Photo Journal/Exercise 4: JUXTAPOSITION - Creating New Interpretations

One of the trade secrets or strategies of advertising and contemporary art is the unexpected juxtaposition of things unrelated to attract attention, shock, puzzle, or question people's perception of those things. We can look at Oliviero Toscani's works for example for the United Colors of Bennetton campaign.

This is just one example of many. And when we realize this, we can start to be aware that we are a part of the photograph, because as a viewer, we start to interpret what we see according to our background knowledge, and give NEW meaning(s) to the things posed together on the same scene/photo/frame. So meaning doesn't necessarily comes from the photo, but from the viewer.

A good example would be a Popeye action figure next to an olive fruit. Although these two are unrelated in the type of object they are, when juxtaposed together in the same scene the olive fruit gains new meaning (because of our knowledge of Popeye's wife's name "Olive").
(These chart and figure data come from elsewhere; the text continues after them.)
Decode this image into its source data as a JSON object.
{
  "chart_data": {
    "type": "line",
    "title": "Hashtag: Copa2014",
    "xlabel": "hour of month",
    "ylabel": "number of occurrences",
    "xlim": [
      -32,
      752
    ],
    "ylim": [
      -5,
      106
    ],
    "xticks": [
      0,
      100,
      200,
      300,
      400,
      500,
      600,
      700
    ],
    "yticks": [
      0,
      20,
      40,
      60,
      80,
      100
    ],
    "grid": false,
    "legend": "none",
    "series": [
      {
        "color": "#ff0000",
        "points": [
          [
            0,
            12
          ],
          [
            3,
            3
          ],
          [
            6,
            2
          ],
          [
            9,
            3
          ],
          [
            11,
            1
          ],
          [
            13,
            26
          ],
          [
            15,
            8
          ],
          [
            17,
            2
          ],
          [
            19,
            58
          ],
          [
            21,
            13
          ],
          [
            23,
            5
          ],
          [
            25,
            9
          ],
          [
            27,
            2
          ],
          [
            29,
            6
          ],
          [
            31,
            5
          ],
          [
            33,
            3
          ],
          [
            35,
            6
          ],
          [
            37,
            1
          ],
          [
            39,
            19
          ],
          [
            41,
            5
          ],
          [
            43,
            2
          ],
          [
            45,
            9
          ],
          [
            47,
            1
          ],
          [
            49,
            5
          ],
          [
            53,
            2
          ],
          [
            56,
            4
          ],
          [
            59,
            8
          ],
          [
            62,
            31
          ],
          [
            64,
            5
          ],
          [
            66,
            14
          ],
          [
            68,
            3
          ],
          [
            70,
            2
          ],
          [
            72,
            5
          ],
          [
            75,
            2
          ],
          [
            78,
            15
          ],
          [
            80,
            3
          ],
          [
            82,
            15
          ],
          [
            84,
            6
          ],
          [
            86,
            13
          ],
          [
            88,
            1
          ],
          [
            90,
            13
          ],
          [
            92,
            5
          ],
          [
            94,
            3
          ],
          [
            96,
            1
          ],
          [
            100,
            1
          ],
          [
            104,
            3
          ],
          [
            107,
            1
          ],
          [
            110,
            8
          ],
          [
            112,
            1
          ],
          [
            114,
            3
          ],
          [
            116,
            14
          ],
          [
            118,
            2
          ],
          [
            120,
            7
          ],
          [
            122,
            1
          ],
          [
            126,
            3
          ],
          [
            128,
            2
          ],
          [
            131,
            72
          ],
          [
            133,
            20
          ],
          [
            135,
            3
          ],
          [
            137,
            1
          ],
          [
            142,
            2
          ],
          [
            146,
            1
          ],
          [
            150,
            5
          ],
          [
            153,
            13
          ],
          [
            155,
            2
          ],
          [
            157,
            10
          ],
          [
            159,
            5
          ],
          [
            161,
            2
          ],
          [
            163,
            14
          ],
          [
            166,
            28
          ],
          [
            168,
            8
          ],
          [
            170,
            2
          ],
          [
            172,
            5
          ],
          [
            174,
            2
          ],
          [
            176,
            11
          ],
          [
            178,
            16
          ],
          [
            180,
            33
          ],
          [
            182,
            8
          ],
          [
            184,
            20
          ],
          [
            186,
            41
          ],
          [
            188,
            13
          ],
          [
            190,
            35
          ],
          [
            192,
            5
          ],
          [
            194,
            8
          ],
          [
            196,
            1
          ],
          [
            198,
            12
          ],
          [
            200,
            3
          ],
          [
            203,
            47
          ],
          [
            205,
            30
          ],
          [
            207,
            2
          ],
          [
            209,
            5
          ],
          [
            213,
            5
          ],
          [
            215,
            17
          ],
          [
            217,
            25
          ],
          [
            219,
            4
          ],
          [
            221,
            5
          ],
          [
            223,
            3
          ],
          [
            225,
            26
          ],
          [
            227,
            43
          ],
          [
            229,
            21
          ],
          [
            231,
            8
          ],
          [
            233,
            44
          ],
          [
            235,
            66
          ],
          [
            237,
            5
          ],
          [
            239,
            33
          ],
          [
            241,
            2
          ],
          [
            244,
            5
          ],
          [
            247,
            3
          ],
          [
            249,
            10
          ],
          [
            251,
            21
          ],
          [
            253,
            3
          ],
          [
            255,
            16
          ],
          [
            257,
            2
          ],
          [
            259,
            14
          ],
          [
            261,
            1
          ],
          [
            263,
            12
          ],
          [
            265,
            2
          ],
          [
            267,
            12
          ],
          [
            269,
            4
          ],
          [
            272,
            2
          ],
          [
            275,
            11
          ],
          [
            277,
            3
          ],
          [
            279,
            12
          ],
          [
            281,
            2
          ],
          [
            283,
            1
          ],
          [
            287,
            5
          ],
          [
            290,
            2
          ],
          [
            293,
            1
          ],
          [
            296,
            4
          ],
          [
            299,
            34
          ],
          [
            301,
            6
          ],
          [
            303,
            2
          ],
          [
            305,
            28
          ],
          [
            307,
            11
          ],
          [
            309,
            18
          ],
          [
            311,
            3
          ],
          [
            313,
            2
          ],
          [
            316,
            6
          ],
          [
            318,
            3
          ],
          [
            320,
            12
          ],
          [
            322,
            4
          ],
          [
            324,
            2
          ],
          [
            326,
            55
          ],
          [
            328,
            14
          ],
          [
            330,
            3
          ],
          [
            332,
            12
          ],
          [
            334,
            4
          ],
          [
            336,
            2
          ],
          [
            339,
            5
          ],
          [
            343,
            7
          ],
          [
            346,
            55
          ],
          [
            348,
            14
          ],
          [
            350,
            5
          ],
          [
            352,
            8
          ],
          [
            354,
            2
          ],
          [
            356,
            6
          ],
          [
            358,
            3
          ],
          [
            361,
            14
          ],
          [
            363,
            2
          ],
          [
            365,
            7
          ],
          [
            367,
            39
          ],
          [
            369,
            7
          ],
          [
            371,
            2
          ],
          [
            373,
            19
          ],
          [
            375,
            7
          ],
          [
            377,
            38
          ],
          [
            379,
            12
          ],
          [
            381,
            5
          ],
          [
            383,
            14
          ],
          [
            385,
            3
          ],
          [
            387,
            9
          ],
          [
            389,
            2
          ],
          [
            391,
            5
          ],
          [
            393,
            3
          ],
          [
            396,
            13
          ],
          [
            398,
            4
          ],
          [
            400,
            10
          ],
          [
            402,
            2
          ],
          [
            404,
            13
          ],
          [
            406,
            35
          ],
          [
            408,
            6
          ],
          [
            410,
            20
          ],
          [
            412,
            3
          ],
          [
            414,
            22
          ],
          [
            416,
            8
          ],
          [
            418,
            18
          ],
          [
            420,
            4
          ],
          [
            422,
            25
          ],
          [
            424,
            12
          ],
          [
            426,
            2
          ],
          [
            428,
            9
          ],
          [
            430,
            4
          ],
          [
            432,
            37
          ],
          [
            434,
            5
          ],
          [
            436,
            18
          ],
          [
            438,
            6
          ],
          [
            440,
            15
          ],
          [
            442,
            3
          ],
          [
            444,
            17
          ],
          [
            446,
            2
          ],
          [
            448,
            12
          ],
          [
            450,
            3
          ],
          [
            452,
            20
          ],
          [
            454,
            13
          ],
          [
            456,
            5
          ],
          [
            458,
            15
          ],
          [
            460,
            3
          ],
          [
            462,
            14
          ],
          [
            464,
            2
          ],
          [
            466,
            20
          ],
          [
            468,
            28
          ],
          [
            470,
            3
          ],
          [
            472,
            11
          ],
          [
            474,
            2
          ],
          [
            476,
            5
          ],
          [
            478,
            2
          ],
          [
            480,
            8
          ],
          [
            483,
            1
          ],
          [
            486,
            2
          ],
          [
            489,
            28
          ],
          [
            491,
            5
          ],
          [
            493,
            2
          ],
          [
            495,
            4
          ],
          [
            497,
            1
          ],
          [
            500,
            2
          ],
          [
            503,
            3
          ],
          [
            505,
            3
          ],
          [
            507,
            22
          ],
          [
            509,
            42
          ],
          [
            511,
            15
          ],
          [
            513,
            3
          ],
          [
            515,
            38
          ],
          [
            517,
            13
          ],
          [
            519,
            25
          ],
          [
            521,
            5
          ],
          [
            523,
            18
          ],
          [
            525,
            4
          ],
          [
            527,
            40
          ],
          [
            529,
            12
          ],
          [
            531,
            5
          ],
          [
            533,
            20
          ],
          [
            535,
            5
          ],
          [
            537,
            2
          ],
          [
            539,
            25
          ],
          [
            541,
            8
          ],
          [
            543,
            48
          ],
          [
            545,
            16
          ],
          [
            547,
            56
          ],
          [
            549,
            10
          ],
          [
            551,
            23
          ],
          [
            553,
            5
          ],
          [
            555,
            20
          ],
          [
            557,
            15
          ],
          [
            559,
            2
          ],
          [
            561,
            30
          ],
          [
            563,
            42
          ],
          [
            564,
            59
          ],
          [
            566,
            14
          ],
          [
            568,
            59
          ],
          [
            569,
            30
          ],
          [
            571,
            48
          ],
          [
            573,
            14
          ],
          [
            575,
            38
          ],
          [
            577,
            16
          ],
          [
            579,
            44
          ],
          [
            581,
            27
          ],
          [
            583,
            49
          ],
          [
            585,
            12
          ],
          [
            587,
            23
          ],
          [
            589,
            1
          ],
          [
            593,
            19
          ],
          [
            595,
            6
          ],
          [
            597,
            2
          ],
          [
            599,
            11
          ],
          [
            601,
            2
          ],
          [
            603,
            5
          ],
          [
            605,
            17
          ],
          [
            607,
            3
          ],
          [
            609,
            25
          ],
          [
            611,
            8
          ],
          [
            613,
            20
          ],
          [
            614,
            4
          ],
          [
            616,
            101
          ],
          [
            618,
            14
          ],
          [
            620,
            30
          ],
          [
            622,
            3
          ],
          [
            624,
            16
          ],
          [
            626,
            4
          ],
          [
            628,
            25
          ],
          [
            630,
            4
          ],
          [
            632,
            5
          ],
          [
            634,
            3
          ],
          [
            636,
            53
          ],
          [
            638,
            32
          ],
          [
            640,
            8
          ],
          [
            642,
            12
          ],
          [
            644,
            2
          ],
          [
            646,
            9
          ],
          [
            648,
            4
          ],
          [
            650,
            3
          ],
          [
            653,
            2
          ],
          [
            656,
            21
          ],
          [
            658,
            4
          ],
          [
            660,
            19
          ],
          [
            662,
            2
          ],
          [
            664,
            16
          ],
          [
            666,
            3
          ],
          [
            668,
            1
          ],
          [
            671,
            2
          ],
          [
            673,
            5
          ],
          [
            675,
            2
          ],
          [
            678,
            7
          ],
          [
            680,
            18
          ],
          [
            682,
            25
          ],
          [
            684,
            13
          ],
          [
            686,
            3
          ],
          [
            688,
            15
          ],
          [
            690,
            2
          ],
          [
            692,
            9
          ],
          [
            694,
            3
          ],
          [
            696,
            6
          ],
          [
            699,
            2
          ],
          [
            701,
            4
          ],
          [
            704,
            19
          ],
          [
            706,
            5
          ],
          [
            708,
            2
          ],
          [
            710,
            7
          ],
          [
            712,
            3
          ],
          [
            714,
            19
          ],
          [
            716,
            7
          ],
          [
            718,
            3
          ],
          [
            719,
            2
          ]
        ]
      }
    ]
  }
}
The challenge is to create 10 new photographs that contain interesting/shocking/thought-provoking juxtapositions.
- All subject matters must be different.
- Also try to create unexpected or almost random juxtapositions, and not simply pairs of opposites, that create new meanings and makes the viewer thinks or tries to interpret it in different ways.
- Digital imaging or manipulation is allowed for this exercise. You could "force" your juxtapositions in Photoshop or staging them for the shoot. However, if you could capture juxtapositions as is seen on the spot, that might be better.

For those of you who are itching to get into DI, you can take a look at the works of Platinum FMD for examples. If you decide to manipulate your image, then you have to really be "extreme" in your juxtapositions.

And here are some examples of juxtapositions as seen on the spot...

Here you could see a dead cow and two living pigs in the same river. The cow is left to rot and the pigs are oblivious to the scene and just trying to survive. It gives a feeling of irony between the living and the dead. (Somewhere in Nepal)

Without trying to offend a certain belief... I entitled this Goddog/Doggod --playing with words, because of the juxtaposition of the dog and the dog-like statue. (Kathmandu)

There are three subject matters that are juxtaposed into this one frame; the clock, the modern skyscraper, and the old chapel. The juxtaposition creates a sense of time gap between the old and the modern. It's entitled "History", taken in downtown Chicago.